外部から仕事を受けたりはしてないようだし(仮に受けていたとして来るだろうか?)、収入はイベントをした時に少しあるかないかくらいだ。(実家暮らしの僕としては、自分が今月バイト代を貰えるかどうかより、この事務所は家賃を払えているのか、小牧さんやなこさんはどうやって生活しているのか時折心配になる。)



僕は『アイドル衣装』に袖を通す。


この服を見るたびにため息が出る──悪い意味で。


なこさんはこういう服を着るのが好きみたいだけど、僕は別に好きじゃない。


ただ、この服を着て化粧をすることで、いつもと全く違う自分になれるのは少し……魅力的だとも思う。

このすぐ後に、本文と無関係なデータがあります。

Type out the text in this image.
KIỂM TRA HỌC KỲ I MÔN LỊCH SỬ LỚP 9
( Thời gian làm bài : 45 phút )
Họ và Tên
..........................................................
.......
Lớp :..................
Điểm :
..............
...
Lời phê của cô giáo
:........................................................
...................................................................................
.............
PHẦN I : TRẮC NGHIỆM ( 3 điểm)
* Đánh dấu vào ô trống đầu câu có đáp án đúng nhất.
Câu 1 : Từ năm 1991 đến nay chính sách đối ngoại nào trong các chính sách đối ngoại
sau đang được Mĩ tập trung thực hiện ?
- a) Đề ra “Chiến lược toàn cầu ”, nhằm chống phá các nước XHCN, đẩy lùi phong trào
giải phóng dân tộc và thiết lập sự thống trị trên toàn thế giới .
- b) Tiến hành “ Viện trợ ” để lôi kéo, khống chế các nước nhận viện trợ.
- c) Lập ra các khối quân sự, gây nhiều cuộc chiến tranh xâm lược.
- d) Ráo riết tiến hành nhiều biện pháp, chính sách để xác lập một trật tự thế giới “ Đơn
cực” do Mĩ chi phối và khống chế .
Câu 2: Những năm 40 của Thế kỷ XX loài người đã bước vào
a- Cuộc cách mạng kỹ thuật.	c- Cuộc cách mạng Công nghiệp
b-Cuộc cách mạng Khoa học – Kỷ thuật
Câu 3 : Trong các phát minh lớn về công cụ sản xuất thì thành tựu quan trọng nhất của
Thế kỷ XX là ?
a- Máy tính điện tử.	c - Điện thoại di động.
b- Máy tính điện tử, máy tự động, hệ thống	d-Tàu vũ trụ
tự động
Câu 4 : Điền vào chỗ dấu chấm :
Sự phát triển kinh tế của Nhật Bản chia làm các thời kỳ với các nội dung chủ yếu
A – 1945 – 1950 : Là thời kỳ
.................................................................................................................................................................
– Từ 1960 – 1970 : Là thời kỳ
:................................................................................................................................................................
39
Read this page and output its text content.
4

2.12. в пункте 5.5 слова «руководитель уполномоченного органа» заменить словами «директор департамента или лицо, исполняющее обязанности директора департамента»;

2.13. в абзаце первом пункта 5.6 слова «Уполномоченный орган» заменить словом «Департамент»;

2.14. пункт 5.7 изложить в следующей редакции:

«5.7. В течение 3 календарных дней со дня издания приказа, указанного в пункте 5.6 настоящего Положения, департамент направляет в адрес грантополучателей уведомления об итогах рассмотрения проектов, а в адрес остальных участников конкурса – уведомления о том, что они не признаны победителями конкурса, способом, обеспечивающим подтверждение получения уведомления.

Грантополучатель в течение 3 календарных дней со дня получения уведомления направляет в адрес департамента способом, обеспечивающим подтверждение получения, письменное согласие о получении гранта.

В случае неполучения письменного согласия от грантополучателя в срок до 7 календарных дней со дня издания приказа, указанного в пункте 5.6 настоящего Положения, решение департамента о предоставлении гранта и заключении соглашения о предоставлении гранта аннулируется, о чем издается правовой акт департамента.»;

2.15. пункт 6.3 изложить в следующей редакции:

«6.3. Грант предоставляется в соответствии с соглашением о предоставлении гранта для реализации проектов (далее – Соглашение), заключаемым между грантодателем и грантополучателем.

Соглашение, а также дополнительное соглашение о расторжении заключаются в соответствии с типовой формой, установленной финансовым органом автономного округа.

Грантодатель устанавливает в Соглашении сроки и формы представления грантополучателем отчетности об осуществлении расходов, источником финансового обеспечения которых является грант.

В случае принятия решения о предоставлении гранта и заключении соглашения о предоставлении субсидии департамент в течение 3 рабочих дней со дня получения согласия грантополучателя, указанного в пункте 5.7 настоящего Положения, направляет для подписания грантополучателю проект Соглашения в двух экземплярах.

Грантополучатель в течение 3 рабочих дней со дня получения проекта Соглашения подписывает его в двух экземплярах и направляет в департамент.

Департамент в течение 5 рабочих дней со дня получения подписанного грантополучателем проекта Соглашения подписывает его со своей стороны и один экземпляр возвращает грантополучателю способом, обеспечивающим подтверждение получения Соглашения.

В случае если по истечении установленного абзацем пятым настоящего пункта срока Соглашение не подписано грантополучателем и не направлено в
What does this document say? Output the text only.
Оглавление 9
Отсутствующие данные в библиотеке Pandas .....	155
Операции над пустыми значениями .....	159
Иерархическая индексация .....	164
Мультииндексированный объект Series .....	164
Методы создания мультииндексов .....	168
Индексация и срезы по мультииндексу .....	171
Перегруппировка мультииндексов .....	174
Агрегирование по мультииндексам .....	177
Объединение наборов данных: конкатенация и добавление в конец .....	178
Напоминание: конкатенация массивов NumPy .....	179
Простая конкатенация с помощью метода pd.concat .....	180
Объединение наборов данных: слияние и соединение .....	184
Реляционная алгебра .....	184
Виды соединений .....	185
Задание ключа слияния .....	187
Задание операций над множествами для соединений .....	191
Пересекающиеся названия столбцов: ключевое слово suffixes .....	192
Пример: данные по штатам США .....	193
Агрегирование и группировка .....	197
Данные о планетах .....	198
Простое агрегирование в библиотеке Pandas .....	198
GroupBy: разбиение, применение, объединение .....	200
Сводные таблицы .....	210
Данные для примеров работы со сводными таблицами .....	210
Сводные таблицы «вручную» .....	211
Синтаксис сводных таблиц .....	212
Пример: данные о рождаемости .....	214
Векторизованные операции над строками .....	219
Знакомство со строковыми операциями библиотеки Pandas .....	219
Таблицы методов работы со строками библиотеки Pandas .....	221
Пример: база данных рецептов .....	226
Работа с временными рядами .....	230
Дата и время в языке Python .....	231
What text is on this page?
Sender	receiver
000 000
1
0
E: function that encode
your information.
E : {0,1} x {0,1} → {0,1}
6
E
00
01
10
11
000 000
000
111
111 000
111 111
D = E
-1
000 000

「草アイドル」とはいえ、この「バイト」は意外とやることが多い。


給料が出ない月は決して少なくないし、雑に分類すれば、接客業みたいなものなので「客」から腹の立つような仕打ちを受けることもある。あと恥ずかしいという気持ちもないわけではない。


それでも、僕がこの「バイト」を続けているのは、結局その魅力に惹かれているところがあるからかもしれない。


……まあそう思えるようになったのは最近のことだが。


僕は諸々の身支度を終え、最後になこさんと同じ黒いスタッフジャンパーを羽織る。


「……準備できました」


更衣スペースを出て、二人に話しかける。


「行きましょうか」


小牧さんが立ち上がり、なこさんもそれに続く。僕も二人を追って事務所を出る。


衣装のスカートの丈は短く、脚がすうっと冷える。


今日もまた仕事が始まる、と僕は思った。